Ana’s desperate effort to save D09
leads her on a quest to steal the coordinates to a lost ship that could offer
all the answers. But at the last moment, a spoiled Ironblood boy beats Ana to
her prize. He has his own reasons for taking the coordinates, and he doesn’t
care what he’ll sacrifice to keep them.
When everything goes wrong, she and
the Ironblood end up as fugitives on the run. Now their entire kingdom is after
them—and the coordinates—and not everyone wants them captured alive.
What they find in a lost corner of
the universe will change all their lives—and unearth dangerous secrets. But
when a darkness from Ana’s past returns, she must face an impossible choice:
does she protect a kingdom that wants her dead or save the Metal boy she loves?
My Review
Anastasia retellings in space with androids and gay protagonists?
I’m here for it. It just took me a couple extra years to finally pick this one
up, but once I did, I was hooked.
Heart of Iron
presents a fun and interesting world that’s not too deep and very easy to
follow.
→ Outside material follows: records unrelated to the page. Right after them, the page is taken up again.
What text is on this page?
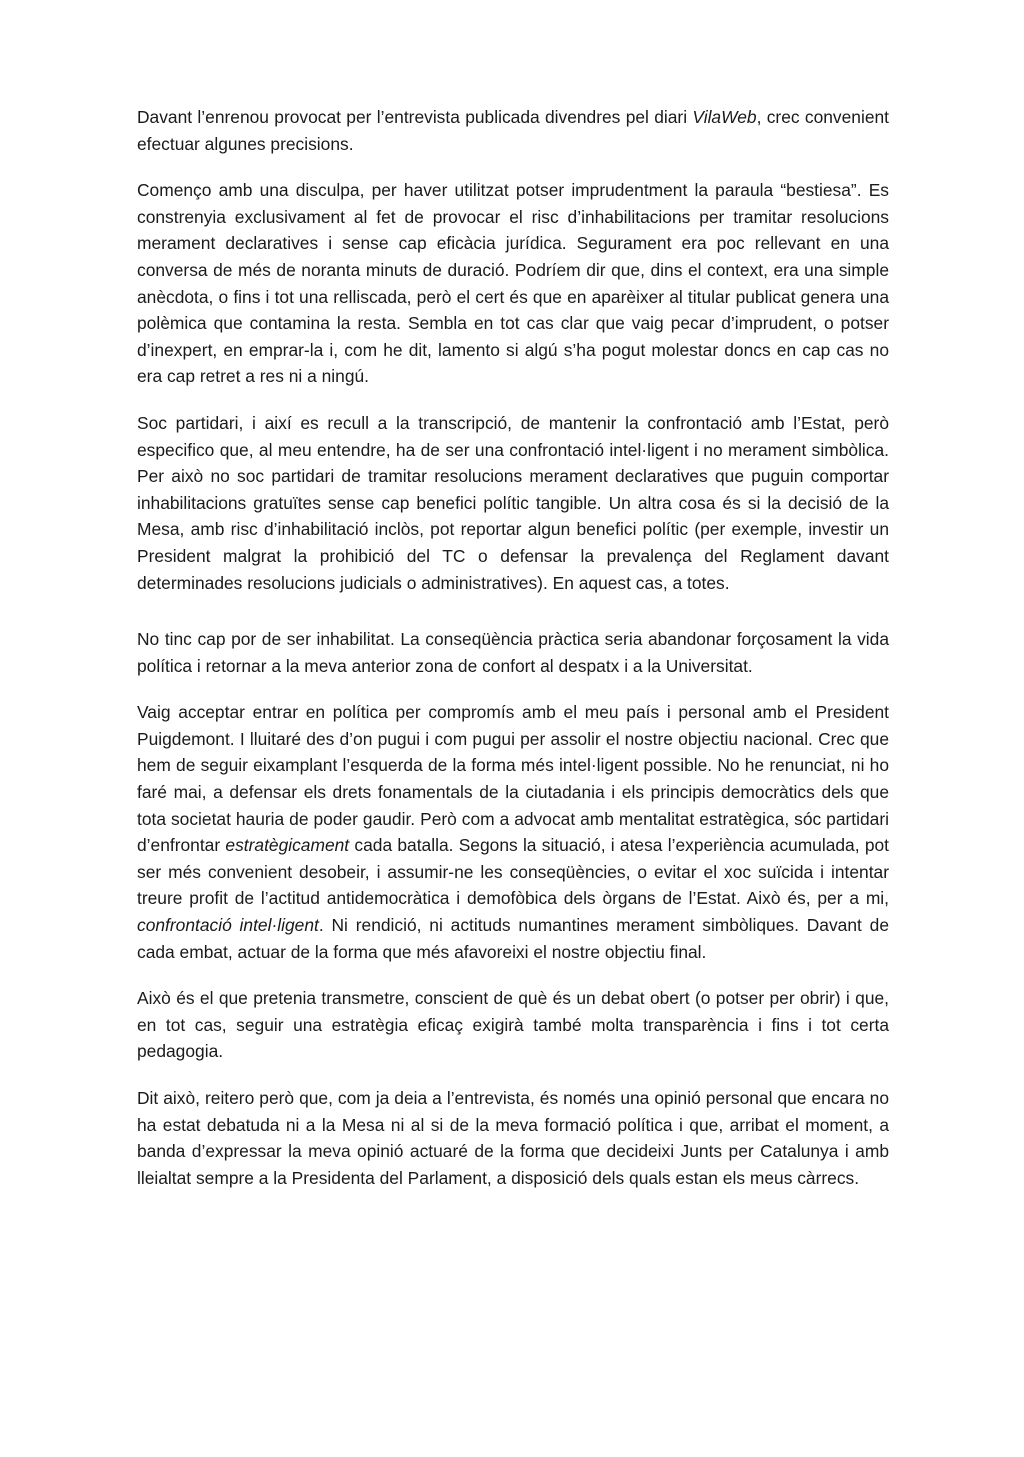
Davant l’enrenou provocat per l’entrevista publicada divendres pel diari VilaWeb, crec convenient efectuar algunes precisions.

Començo amb una disculpa, per haver utilitzat potser imprudentment la paraula “bestiesa”. Es constrenyia exclusivament al fet de provocar el risc d’inhabilitacions per tramitar resolucions merament declaratives i sense cap eficàcia jurídica. Segurament era poc rellevant en una conversa de més de noranta minuts de duració. Podríem dir que, dins el context, era una simple anècdota, o fins i tot una relliscada, però el cert és que en aparèixer al titular publicat genera una polèmica que contamina la resta. Sembla en tot cas clar que vaig pecar d’imprudent, o potser d’inexpert, en emprar-la i, com he dit, lamento si algú s’ha pogut molestar doncs en cap cas no era cap retret a res ni a ningú.

Soc partidari, i així es recull a la transcripció, de mantenir la confrontació amb l’Estat, però especifico que, al meu entendre, ha de ser una confrontació intel·ligent i no merament simbòlica. Per això no soc partidari de tramitar resolucions merament declaratives que puguin comportar inhabilitacions gratuïtes sense cap benefici polític tangible. Un altra cosa és si la decisió de la Mesa, amb risc d’inhabilitació inclòs, pot reportar algun benefici polític (per exemple, investir un President malgrat la prohibició del TC o defensar la prevalença del Reglament davant determinades resolucions judicials o administratives). En aquest cas, a totes.

No tinc cap por de ser inhabilitat. La conseqüència pràctica seria abandonar forçosament la vida política i retornar a la meva anterior zona de confort al despatx i a la Universitat.

Vaig acceptar entrar en política per compromís amb el meu país i personal amb el President Puigdemont. I lluitaré des d’on pugui i com pugui per assolir el nostre objectiu nacional. Crec que hem de seguir eixamplant l’esquerda de la forma més intel·ligent possible. No he renunciat, ni ho faré mai, a defensar els drets fonamentals de la ciutadania i els principis democràtics dels que tota societat hauria de poder gaudir. Però com a advocat amb mentalitat estratègica, sóc partidari d’enfrontar estratègicament cada batalla. Segons la situació, i atesa l’experiència acumulada, pot ser més convenient desobeir, i assumir-ne les conseqüències, o evitar el xoc suïcida i intentar treure profit de l’actitud antidemocràtica i demofòbica dels òrgans de l’Estat. Això és, per a mi, confrontació intel·ligent. Ni rendició, ni actituds numantines merament simbòliques. Davant de cada embat, actuar de la forma que més afavoreixi el nostre objectiu final.

Això és el que pretenia transmetre, conscient de què és un debat obert (o potser per obrir) i que, en tot cas, seguir una estratègia eficaç exigirà també molta transparència i fins i tot certa pedagogia.

Dit això, reitero però que, com ja deia a l’entrevista, és només una opinió personal que encara no ha estat debatuda ni a la Mesa ni al si de la meva formació política i que, arribat el moment, a banda d’expressar la meva opinió actuaré de la forma que decideixi Junts per Catalunya i amb lleialtat sempre a la Presidenta del Parlament, a disposició dels quals estan els meus càrrecs.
And in the age of A Song of Ice and Fire, The Expanse, and the Throne of
Glass series, books that you can pick up and flip through without having to
keep a mental map of character names and backgrounds are a blessing.
I decided to start reading this book on a whim, but I was hooked from the beginning. It’s fast-paced, and the adventure in the first half
was super fun and intriguing. However, the middle slogged a bit. Things slowed
down too much when all of the characters were at a standstill, but thankfully,
the story picked up towards the end, and now I’m ready for book two.
To help keep that fun, SFF feel, there’s a cool mix of fantasy-like storylines and creatures
in this one. Jax is sort of a fae/elf-like creature, but he’s in space! Space
elves are a very, very cool concept. For this reason and many others, Jax and Robb were my favorite POV characters. Jax has such a
cool background (again, SPACE ELVES!), and Robb is a clueless cinnamon
roll. I will say, though, that their relationship developed a little too fast
in that middle section of the book. I was a tad disappointed that there wasn’t
as much romantic tension. Hopefully, the second book brings that tension back into
play somehow. As for Ana and D09, they were fun too. I had no issues with their
characters; I just liked Robb and Jax more.
All in all, Heart of Iron is a fun palette-cleanser
between chunky SFF reads. It’ll give you all the fantasy and sci-fi vibes you
need, while still keeping things rather simple and fast-paced.
*Note: I purchased
a copy of this book myself. This in no way affected my opinion/review.